- Theatrical release poster
- Directed by: K. Rajeshwar
- Written by: K. Rajeswar
- Produced by: Ashok K. Kotwani
- Starring: Srikanth Namitha Shruti Marathe
- Cinematography: Jey Camil Alex
- Edited by: RaghuBob
- Music by: Yatish Mahadev
- Production company: ANKK Movies
- Release date: 10 July 2009;
- Country: India
- Language: Tamil

= Indira Vizha =

2009 film by K. Rajeshwar

Indira Vizha is a 2009 Indian Tamil-language erotic thriller film written and directed by K. Rajeshwar and produced by Ashok K. Kotwani. The film stars Srikanth, Namitha, and Shruti Marathe (in her Tamil debut), with Nassar, Vivek, Ragasya, Radha Ravi, and Y. G. Mahendra in supporting roles. The music was composed by newcomer Yatish Mahadev. It began its first schedule on 11 February 2008 and was released on 10 July 2009.

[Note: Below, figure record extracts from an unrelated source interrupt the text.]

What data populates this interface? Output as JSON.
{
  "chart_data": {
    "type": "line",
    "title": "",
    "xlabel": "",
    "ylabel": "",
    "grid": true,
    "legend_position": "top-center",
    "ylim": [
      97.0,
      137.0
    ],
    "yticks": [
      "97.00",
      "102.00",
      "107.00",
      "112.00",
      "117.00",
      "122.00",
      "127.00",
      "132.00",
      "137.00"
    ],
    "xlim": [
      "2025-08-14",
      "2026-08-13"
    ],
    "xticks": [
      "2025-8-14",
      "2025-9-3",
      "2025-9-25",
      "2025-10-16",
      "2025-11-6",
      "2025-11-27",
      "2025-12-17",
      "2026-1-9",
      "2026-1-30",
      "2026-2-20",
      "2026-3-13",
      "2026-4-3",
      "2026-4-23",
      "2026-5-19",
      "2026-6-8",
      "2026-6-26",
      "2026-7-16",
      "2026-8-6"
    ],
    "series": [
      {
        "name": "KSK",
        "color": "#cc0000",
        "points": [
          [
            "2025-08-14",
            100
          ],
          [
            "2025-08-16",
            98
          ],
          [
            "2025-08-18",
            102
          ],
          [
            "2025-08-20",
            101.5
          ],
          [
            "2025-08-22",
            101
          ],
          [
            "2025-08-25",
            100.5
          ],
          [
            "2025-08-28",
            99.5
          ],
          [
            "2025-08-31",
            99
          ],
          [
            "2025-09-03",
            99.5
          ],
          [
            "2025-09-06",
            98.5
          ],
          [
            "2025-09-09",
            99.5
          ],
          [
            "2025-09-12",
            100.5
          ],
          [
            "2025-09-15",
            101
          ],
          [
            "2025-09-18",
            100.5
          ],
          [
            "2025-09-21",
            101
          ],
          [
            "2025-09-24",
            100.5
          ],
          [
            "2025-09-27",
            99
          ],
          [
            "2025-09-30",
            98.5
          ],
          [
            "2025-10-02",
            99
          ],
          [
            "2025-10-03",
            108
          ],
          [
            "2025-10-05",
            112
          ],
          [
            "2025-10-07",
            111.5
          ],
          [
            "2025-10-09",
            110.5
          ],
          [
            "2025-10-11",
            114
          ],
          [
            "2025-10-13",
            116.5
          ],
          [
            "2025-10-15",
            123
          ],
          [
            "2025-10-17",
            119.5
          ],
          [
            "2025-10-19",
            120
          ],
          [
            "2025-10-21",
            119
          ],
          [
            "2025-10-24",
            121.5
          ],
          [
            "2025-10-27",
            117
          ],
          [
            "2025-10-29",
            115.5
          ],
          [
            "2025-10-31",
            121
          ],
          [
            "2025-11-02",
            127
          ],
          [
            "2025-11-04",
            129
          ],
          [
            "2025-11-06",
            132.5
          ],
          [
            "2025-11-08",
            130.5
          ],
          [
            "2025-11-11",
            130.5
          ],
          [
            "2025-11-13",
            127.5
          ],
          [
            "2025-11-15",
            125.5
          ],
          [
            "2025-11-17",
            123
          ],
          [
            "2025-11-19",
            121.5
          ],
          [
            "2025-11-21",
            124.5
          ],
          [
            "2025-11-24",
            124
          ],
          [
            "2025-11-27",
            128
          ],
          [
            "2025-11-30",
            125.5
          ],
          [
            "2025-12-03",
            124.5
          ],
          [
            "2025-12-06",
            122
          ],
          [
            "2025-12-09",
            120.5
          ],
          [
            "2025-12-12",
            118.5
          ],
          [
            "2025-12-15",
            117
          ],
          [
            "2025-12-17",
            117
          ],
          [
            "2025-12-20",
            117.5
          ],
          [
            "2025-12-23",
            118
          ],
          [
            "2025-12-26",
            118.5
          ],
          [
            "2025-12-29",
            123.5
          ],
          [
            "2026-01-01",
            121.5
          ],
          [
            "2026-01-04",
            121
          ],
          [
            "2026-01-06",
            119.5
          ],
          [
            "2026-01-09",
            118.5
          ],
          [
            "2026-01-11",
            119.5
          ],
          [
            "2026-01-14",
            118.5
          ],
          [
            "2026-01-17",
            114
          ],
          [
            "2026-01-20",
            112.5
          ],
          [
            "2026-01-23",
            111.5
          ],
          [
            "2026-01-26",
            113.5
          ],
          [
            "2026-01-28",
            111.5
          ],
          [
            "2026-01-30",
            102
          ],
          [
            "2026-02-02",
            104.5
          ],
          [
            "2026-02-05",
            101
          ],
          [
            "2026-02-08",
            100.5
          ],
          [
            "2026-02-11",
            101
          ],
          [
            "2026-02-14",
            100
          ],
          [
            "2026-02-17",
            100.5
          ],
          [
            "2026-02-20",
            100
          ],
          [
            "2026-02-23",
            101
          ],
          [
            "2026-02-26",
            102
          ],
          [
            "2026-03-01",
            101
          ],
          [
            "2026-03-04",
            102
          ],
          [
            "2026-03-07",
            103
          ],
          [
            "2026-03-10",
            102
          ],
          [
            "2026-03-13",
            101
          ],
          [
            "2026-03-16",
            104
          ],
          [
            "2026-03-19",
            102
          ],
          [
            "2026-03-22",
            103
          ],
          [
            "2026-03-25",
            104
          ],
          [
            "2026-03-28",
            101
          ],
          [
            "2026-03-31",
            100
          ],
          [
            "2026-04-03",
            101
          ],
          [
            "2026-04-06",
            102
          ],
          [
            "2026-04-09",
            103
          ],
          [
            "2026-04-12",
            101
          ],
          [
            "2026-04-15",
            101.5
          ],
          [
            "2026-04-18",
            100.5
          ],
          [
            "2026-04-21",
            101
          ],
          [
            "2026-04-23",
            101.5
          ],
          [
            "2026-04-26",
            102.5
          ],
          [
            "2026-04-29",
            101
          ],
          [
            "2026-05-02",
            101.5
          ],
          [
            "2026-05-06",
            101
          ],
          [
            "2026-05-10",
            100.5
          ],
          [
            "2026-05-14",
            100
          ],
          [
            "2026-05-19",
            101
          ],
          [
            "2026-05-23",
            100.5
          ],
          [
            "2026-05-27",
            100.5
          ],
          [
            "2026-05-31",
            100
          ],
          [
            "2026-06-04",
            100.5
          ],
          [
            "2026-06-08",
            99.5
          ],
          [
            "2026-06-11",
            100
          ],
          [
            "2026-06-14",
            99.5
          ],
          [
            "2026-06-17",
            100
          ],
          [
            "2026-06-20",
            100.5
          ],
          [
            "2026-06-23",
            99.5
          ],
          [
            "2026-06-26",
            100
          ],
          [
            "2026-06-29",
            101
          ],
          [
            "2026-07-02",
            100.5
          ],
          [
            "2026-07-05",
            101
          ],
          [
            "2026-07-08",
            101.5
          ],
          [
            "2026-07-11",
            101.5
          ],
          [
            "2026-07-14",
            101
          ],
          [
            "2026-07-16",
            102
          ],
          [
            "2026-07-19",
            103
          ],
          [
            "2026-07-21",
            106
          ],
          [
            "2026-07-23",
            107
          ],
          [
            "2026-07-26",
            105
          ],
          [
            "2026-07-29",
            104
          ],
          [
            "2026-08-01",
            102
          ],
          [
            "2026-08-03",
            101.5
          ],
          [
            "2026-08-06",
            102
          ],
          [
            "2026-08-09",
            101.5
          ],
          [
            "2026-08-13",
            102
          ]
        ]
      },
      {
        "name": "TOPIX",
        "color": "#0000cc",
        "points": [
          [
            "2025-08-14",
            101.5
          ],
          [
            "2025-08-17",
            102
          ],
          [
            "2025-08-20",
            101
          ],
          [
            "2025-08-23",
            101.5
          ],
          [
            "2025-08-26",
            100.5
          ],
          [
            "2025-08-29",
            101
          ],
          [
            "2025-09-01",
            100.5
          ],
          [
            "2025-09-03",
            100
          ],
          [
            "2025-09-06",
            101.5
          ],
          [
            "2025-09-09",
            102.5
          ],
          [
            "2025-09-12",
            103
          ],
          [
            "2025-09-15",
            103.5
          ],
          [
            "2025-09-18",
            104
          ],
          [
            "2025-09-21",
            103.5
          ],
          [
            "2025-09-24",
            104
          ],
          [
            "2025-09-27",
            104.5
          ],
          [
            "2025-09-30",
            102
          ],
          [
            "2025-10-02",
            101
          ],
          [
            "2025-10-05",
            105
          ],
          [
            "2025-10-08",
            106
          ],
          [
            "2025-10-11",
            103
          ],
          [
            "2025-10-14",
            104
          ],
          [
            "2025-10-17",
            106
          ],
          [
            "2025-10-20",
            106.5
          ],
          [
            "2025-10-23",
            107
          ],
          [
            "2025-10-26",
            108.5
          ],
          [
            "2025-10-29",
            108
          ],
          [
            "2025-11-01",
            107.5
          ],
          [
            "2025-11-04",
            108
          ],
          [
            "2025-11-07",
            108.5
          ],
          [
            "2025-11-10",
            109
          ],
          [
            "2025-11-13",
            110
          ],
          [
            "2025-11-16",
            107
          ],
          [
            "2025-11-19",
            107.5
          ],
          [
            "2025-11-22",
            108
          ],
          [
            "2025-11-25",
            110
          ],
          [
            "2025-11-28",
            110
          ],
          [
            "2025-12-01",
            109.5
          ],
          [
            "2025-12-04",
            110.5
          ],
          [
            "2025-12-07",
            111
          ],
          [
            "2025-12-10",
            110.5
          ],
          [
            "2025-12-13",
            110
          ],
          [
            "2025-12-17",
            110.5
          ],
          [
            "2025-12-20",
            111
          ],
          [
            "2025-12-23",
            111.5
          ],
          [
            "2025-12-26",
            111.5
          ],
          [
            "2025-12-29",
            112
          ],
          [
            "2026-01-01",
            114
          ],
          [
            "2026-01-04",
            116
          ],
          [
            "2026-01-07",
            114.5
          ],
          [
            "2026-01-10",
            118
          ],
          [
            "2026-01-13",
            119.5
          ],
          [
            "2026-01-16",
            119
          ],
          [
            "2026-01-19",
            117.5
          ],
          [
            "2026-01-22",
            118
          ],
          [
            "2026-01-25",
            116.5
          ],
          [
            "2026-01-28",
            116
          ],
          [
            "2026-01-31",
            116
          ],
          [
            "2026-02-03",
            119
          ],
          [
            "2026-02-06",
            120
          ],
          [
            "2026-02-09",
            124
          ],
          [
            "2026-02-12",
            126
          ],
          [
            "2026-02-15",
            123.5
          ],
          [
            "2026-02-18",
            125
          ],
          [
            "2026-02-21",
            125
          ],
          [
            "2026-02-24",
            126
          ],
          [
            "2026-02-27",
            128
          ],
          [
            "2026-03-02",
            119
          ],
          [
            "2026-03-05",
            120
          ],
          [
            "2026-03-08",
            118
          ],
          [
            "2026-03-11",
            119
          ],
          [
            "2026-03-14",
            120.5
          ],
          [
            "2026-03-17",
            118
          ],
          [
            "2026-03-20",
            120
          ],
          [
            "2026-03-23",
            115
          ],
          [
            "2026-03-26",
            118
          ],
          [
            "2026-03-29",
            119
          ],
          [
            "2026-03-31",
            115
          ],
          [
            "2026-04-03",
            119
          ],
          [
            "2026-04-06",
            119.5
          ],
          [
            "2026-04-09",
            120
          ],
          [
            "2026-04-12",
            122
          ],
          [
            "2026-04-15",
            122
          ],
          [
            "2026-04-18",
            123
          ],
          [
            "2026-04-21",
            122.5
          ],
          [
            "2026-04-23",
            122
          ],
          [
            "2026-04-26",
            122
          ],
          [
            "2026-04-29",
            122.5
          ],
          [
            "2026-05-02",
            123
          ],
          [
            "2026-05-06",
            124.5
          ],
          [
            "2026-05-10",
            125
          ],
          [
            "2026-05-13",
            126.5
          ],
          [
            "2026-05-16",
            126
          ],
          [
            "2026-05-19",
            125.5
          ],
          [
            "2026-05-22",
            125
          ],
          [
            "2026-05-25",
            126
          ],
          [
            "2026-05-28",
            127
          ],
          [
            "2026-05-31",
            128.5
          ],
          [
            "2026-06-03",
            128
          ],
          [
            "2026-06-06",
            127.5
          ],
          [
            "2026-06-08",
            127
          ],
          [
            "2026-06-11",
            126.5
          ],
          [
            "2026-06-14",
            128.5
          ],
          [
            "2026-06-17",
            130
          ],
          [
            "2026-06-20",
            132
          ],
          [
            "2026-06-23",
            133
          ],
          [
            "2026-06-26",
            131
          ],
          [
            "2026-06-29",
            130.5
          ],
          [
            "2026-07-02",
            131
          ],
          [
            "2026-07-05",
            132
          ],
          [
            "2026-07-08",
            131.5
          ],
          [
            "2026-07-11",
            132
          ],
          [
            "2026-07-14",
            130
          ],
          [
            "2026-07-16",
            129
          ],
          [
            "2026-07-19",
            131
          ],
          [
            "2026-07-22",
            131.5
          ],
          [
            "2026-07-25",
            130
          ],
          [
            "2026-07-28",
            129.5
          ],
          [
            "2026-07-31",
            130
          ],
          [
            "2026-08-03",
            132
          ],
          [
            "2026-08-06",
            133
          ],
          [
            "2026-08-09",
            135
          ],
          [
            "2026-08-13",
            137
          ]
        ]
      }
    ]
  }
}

The film revolves around sexual harassment at work. It is loosely based on the Hindi film Aitraaz, which itself was based on the American film Disclosure.

== Plot ==
Kamini plans to get back at her ex-lover Santhosh Srinivasan by reentering his life as the wife of his boss John Kumaramangalam alias JK. Santhosh is the creative head of a television channel called Teen TV (though it does indulge in political exposés). He is married to Savithri Duraisimaalu, and his life turns topsy-turvy when JK reinstates Kamini as the head of the TV channel, a promotion that Santhosh had anticipated for himself. Following this, Kamini starts hurling sexual harassment accusations at Santhosh.

== Production ==
Raghuvaran had been signed up and completed a photo shoot for the film. He died during the production and was replaced by Nassar. Malavika was initially part of the cast but backed out. She was replaced by newcomer Hema Malini.

== Soundtrack ==
The soundtrack was composed by the debutant Yathish Mahadev, with lyrics by Vairamuthu. It includes a remix of "Oru Kinnathai", composed by K. V. Mahadevan for Vasantha Maligai (1972).

Track listing
| No. | Title | Singer(s) | Length |
|---|---|---|---|
| 1. | "Mogamma" | Hariharan, Sujatha |  |
| 2. | "Oru Kinnathai" | M. K. Balaji, Priyadarshini |  |
| 3. | "Kashmir Konduva" | Yatish, Anushka Manchanda |  |
| 4. | "Naan Oru" | Sayanora Philip, Megha |  |

== Critical reception ==
The Times of India wrote, "With so much meat, all you need is a simple, no-nonsense screenplay. However, the director changes track frequently, delving into comedy which is as crisp as yesterday's papadam left on the dining table." The Hindu wrote, "An ably fractured screenplay leaves Indira Vizha tottering even before it can take off." Deccan Herald wrote, "Indira Vizha is neither engaging nor entertaining. This risque and ribald tripe takes audiences on a peek-a-boo(b) show". The New Indian Express wrote, "Rajeshwar in his earlier films had revealed a strong script sense. But here he falters".